I’ve mentioned from time to time that scientists shouldn’t blindly use databases like GBIF (or even specific scientific museum databases like the Smithsonian) or iNaturalist data for research purposes. By blindly, I mean not verifying the accuracy of the identifications and not following up on outlier observations (geographically out of range). Doing so is dangerous because all biodiversity databases contain a large number of errors. And this is so because natural history collections are underfunded and understaffed.

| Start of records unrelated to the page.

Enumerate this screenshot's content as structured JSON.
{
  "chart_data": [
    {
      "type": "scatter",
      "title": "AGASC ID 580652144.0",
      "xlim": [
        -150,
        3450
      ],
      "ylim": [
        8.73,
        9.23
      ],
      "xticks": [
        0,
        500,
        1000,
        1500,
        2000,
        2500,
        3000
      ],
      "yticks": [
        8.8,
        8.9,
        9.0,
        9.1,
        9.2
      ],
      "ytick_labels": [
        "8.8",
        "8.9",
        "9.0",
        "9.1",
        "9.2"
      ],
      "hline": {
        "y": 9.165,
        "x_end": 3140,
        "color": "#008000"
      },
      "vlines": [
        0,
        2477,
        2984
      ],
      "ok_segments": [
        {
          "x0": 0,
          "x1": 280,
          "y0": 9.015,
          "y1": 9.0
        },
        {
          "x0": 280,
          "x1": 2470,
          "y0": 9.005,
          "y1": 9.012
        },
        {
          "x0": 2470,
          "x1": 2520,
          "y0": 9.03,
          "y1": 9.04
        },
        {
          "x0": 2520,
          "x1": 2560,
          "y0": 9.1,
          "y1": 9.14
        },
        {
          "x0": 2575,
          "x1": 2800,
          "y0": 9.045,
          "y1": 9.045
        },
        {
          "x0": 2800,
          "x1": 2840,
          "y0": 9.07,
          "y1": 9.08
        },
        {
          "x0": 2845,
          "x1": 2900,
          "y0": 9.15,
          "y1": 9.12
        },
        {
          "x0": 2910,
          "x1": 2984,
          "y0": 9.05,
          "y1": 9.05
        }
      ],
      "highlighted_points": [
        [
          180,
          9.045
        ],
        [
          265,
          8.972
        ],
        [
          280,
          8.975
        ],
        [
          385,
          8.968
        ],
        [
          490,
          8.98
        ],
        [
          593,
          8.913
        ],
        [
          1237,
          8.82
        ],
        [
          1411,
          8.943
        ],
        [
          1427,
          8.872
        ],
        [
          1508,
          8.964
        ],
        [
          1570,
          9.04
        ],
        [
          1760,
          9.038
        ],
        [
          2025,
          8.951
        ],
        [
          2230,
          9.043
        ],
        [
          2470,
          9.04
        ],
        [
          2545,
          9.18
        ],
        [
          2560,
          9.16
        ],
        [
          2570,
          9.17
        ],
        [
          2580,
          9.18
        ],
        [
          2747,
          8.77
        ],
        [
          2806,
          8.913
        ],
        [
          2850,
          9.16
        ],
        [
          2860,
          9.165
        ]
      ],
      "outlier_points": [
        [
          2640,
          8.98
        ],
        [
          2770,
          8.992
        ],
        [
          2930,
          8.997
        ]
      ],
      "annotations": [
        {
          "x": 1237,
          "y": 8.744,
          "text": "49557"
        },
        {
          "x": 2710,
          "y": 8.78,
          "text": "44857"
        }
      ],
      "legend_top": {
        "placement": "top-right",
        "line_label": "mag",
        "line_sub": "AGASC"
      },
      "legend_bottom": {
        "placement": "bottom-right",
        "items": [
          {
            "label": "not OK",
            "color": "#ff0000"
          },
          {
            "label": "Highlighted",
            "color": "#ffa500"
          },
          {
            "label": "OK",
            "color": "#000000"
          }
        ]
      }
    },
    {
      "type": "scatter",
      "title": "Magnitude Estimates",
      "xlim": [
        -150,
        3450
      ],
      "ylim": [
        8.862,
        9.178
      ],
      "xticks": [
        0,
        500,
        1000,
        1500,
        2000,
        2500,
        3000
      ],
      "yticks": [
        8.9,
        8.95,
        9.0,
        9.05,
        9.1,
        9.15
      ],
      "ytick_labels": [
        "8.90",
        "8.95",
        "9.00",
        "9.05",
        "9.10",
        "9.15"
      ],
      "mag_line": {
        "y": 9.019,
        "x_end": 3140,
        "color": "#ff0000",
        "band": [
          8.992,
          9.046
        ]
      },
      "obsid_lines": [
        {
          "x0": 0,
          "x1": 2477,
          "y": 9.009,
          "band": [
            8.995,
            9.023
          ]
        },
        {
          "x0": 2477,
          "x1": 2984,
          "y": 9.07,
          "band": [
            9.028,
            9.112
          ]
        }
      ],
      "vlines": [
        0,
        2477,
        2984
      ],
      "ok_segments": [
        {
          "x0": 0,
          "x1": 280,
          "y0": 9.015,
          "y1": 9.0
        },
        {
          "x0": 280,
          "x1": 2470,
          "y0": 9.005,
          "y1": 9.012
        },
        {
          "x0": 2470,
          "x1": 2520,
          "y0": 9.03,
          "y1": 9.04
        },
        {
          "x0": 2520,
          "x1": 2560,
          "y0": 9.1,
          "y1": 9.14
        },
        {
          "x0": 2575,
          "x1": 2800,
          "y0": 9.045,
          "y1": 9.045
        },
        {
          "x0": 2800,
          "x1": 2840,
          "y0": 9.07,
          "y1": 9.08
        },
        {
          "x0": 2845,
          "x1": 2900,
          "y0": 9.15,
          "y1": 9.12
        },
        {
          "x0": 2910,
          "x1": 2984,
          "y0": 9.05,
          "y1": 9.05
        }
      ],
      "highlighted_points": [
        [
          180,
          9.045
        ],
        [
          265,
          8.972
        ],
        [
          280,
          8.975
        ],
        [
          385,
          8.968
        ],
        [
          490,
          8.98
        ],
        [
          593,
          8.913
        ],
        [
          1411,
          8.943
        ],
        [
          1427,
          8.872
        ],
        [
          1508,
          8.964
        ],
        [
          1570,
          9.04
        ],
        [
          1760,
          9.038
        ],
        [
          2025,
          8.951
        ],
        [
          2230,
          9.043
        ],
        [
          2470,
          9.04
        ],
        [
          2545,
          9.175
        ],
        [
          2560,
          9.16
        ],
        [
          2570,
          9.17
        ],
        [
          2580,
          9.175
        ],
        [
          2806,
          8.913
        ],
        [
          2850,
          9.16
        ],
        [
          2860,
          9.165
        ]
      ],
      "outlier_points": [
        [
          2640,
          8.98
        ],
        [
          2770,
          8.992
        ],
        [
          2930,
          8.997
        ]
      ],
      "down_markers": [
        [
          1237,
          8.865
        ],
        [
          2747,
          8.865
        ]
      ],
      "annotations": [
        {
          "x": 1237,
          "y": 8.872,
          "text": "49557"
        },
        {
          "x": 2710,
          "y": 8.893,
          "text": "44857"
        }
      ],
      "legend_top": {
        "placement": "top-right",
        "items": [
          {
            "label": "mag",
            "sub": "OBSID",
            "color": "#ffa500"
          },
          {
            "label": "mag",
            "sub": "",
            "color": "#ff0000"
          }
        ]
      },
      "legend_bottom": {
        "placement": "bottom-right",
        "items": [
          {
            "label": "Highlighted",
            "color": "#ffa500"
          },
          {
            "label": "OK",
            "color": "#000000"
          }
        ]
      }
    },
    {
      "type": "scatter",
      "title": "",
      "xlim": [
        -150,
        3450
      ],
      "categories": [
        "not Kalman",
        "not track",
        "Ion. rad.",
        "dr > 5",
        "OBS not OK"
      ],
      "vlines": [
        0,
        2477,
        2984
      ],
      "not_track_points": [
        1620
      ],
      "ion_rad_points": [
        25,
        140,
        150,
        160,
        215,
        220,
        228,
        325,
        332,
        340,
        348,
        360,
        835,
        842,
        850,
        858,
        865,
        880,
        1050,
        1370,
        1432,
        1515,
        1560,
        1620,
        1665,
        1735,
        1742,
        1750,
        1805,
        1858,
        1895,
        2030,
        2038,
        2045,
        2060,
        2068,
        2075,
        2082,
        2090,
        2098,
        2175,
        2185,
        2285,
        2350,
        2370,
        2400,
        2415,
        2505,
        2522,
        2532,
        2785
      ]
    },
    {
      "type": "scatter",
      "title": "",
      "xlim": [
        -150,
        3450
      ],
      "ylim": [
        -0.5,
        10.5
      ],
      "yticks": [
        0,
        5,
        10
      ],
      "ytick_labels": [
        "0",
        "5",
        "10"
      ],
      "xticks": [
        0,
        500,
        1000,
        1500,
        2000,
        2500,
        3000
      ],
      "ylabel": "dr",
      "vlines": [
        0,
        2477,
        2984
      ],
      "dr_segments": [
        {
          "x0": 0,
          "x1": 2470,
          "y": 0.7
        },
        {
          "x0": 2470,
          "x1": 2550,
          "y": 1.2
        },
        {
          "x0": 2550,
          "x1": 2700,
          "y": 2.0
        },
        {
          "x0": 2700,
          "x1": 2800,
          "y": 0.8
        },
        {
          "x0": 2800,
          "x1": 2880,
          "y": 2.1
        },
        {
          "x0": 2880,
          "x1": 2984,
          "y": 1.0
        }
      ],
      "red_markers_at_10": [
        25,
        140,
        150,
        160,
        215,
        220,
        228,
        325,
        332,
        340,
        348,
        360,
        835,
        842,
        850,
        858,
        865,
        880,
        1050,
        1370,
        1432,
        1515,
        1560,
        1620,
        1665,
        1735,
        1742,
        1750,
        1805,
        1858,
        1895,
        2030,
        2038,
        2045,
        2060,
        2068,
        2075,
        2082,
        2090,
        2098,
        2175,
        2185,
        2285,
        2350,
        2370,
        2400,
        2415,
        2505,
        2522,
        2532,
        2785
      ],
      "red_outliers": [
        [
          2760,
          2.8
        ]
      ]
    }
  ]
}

A recent real-world example of overreliance on these databases has just occurred. The bumble bee Bombus pensylvanicus has been petitioned for listing as an endangered species. They base the argument on studies that made the broad assumption that the databases are largely correct. Here’s one such study…and a group of scientists and curators have written a letter in response to this study. Both the study and the response letter are here.
https://science.sciencemag.org/content/367/6478/685/tab-e-letters
iNaturalist is extremely valuable for documenting occurrences of species. But if scientists don’t examine the photographs themselves and use their own expertise to verify accuracy, very serious mistakes can be made. The same is true of examining specimens in scientific museum collections. In both cases, assume the identifications are incorrect unless you can document otherwise. Too much work, you say? Not as much work as having to rein in bad science once it escapes.
It makes me wonder if uncurated database repositories like GBIF will end up causing more harm to scientific knowledge than benefit. It makes it too easy to do “big science” in a bad way.
Note: I’m not arguing against iNaturalist or the placement of voucher specimens in scientific collections, just against the blind use of databases that rely on those specimens being accurate.